The communications function must be aligned with business objectives

Business objectives are goals that the entire company works towards, not just the communications department. For example, wanting to be known as an innovative company is a business goal to which all departments from Operations and Finance to Human Resources and Communications must contribute.

Metrics like mentions, impressions, and AVEs usually are not rooted in the goals of the business and do not yield data-driven insights that tell you what to do next. If you aren’t sure about your company’s business goals, have a conversation about the topic with your executive leadership. They will appreciate that you want to make data-driven decisions and that you are seeking to align your department with the business.

Reputation is the core of our profession

Measuring your company’s reputational health on a regular basis will ensure the communications department contributes to the macro objectives of the business.  You will be making data-driven, justifiable decisions that your CEO will respect. Your organization’s high-level reputational goals should be translated into communications metrics that we call reputational drivers.
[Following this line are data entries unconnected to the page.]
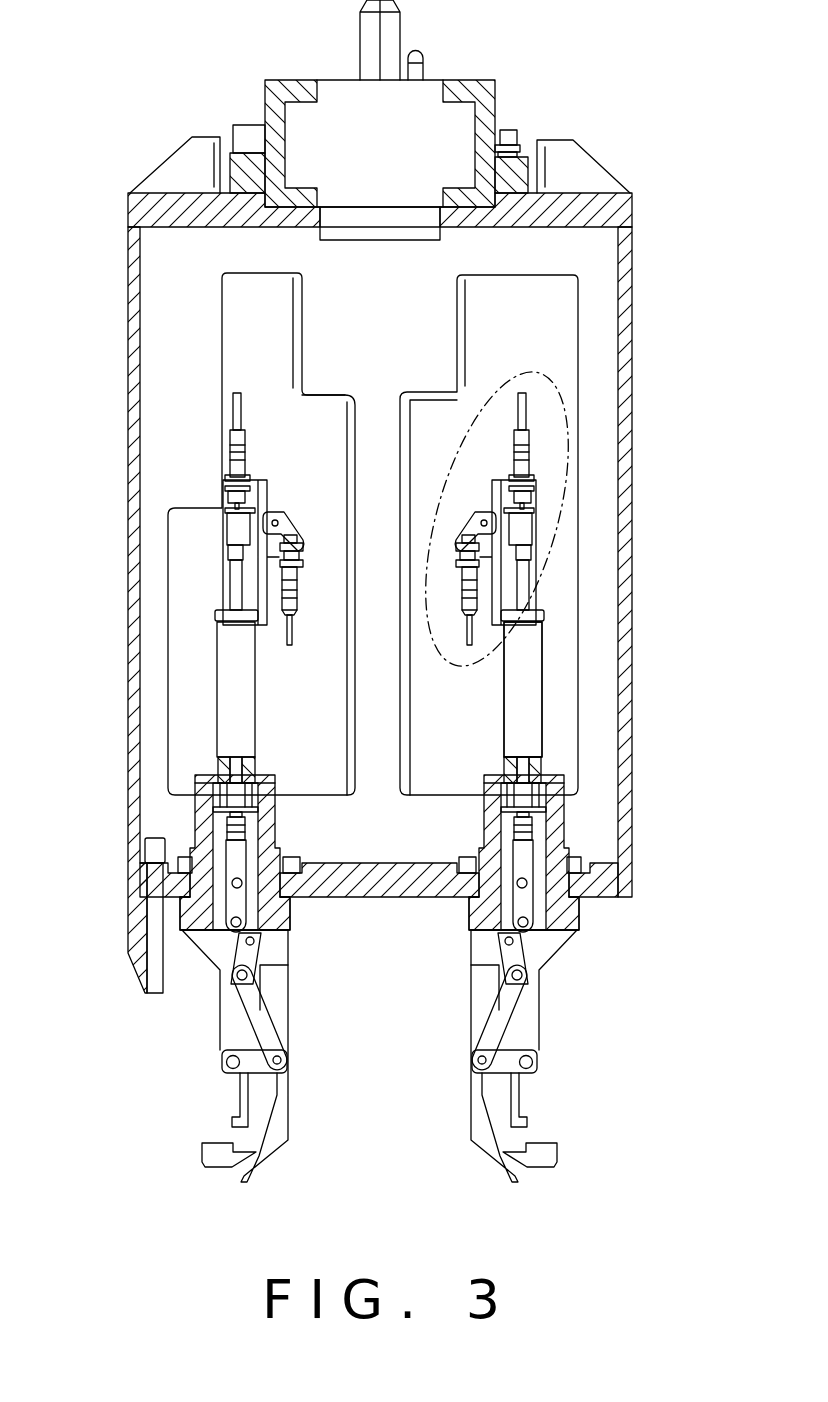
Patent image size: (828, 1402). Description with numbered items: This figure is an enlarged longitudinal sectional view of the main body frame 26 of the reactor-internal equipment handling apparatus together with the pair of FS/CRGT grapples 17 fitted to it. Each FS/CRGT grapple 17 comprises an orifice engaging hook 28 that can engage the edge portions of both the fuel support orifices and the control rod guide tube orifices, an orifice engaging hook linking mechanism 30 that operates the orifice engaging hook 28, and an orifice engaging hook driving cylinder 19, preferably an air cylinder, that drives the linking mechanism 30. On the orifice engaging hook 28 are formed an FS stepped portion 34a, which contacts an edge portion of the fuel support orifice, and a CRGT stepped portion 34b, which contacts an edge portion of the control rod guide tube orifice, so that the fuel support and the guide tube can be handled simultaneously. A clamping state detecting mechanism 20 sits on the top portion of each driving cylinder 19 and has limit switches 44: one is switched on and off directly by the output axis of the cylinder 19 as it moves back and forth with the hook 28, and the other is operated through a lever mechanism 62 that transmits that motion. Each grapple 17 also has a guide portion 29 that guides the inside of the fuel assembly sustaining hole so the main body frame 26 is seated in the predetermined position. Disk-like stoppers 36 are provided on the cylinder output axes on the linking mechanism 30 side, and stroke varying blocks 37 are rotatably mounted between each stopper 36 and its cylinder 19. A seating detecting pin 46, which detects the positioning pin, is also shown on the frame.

The FS/CRGT grapple 17 is at (210, 657).
The orifice engaging hook driving cylinder 19 is at (513, 710).
The clamping state detecting mechanism 20 is at (499, 378).
The main body frame 26 is at (634, 268).
The orifice engaging hook 28 is at (505, 1065).
The guide portion 29 is at (565, 910).
The orifice engaging hook linking mechanism 30 is at (508, 957).
The FS stepped portion 34a is at (238, 1117).
The CRGT stepped portion 34b is at (208, 1150).
The disk-like stopper 36 is at (507, 810).
The stroke varying block 37 is at (507, 790).
The limit switch 44 is at (530, 437).
The seating detecting pin 46 is at (158, 950).
The lever mechanism 62 is at (466, 515).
Reputational drivers are conceptual values like innovation or workplace environment that your company wants to be known for. These concepts can’t be captured by a few keywords and they require accurate sentiment and contextual analysis to get a true picture of brand health. Though more time-consuming to measure accurately than something simplistic like impressions, they form the backbone of quality analysis that will power your messaging, media relations, and influencer strategies.

Microtargeting and personalization is the world we live in

Use data to ensure your key messages are amplified and reaching the right audiences. Understand influencers by the topics they write about it, their sentiment towards those topics in the past, the social sharing they receive, and their audience demographics. The aggregate of this data will help you prioritize your outreach. Then use the data again when crafting your pitch to personalize your outreach and maximize the chances that your message is picked up. Customizing your outreach will be much more effective than an impersonal, mass email blast.